I believe that in order for this new technology to really achieve its goal
of providing the tools necessary for the blind to perform competitive jobs
in the workplace, this technology has to be as close to air tight in the
security realm as possible. Blind people, and other people with
disabilities as well, have enough barriers to gain employment as it is.
The last thing they need is to have to admit that there might be an
increased risk of unauthorized access by outside parties to data in their
general corporate vicinity.
this problem is not an easily solvable problem, nor do I expect
that we will be able to make access technology totally secure in this day
and age of complex systems. However, I would like to think that the access
providers are now beginning to consider the security ramifications of the
software they are beginning to write and use.
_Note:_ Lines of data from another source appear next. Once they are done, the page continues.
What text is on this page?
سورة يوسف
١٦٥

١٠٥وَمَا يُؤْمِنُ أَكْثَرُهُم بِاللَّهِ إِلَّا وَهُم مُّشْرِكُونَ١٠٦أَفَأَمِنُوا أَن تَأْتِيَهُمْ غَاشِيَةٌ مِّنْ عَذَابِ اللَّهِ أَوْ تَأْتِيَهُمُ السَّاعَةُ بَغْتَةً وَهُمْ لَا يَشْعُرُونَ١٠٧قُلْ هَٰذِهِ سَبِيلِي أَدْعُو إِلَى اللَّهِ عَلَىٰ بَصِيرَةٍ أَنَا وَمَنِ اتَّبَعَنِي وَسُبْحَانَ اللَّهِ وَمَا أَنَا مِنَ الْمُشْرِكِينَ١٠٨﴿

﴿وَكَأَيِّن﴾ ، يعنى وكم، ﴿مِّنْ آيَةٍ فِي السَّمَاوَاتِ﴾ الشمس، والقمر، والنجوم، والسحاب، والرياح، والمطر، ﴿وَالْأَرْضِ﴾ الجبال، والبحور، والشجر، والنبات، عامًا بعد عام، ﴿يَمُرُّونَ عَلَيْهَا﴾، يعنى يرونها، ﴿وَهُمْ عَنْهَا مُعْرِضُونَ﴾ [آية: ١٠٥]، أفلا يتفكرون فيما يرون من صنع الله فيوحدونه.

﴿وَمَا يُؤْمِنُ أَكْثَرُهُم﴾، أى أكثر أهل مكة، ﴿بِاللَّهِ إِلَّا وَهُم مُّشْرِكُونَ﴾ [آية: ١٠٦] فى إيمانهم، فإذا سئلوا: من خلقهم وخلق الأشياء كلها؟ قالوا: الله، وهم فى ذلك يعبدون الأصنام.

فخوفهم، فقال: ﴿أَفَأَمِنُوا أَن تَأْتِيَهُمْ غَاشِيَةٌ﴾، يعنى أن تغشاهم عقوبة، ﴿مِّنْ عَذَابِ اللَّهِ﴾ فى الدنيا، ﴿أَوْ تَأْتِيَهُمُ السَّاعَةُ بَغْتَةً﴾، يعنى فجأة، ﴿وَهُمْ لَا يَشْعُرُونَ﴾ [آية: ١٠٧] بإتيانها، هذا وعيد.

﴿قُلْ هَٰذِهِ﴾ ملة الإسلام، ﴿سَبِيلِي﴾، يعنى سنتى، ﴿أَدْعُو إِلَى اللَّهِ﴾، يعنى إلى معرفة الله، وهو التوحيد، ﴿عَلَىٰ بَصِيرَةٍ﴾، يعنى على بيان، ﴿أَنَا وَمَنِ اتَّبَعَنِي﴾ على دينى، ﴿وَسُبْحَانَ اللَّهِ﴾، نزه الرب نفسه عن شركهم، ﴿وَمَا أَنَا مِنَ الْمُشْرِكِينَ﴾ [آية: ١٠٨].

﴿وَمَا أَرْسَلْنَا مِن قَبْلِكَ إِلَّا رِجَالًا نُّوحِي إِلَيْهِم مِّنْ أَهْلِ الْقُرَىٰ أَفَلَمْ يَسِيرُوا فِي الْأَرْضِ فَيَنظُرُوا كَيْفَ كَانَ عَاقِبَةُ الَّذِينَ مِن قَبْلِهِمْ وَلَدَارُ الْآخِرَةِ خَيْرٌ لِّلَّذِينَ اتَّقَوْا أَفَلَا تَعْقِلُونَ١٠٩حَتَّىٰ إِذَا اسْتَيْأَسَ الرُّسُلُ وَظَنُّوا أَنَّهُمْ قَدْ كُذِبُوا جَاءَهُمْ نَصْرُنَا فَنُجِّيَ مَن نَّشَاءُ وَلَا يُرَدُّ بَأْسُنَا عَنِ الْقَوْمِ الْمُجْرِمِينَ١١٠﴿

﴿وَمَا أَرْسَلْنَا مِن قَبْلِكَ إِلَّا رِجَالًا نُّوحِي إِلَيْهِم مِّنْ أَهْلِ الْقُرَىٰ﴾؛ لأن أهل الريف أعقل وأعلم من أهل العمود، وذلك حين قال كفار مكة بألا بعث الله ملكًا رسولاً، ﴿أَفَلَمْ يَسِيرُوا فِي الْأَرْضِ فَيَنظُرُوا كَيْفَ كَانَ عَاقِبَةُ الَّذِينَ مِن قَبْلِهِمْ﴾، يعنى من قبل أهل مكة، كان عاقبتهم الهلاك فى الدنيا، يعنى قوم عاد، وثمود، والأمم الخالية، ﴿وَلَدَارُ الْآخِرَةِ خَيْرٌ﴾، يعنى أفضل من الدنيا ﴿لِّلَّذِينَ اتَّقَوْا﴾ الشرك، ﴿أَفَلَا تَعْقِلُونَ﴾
In the case of ActiveX, this
means all portions of ActiveX in all modes of operation. Microsoft, in its
role as an access provider, should thoroughly explore the security
ramifications of the access portions of ActiveX, as well as the rest of
ActiveX, when that software is running on stand alone workstations,
multiuser servers, and multipurpose servers. It is not good enough to
restrict Access technology to stand-alone single-user workstations, or to
simply say that the software is secure by virtue of the fact that it
doesn't reside on those systems deemed to be secure. Blind people need to
be able to work on the same servers as their sighted colleagues in order to
perform the same tasks. The methodology used to accomplish the work may be
different, but the work must be able to be done.
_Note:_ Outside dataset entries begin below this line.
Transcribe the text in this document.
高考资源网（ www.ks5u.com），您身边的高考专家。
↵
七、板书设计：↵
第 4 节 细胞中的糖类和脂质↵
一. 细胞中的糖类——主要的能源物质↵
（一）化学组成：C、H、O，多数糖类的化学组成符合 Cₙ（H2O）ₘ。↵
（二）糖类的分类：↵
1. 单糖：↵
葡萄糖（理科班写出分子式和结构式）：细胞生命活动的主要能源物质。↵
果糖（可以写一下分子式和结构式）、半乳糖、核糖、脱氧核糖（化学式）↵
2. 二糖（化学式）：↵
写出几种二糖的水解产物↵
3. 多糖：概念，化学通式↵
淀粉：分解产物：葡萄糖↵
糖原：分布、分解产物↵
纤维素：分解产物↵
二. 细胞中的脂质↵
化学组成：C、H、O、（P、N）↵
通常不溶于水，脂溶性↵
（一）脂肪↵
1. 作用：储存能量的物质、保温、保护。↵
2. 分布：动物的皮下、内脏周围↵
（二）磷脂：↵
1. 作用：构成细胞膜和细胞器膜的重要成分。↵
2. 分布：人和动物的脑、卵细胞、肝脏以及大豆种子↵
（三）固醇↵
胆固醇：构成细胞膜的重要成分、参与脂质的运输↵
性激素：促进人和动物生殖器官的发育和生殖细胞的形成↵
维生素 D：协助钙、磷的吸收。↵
This technology is young enough that if access providers begin examining
their existing software for security holes, and designing software with
security in mind, then I believe we can achieve our goal of having secure
access technology. If we wait a year, however, I believe we will have a
lot of trouble digging ourselves out of the security grave we have dug.
Let us have assurances from the access providers that they are designing
real security in their products. Then let us see technical papers
describing what steps they have taken to insure that their access products
are secure.
-Brian
On May 16, 10:43pm, Greg Lowney wrote:
} Subject: RE: ACTIVEX, MICROSOFT, ACCESSIBILITY, AND THE POLITICAL STRUGGLE
} Brian, on Windows NT today it is possible to run applications that
} watch keystrokes, simulate keystrokes, and do other things that would
} normally constitute a security violation. The key is that not just any
} application can do these things. You cannot accidentally load a trojan
} horse which will capture your password, because applications that want
} to do that kind of thing must be explicitly installed by the system
} administrator and given permission to do them. Without that step, the
} operating system functions to watch all keystrokes would simply fail.
}
} This is also the solution to the dilemma of running accessibility aids.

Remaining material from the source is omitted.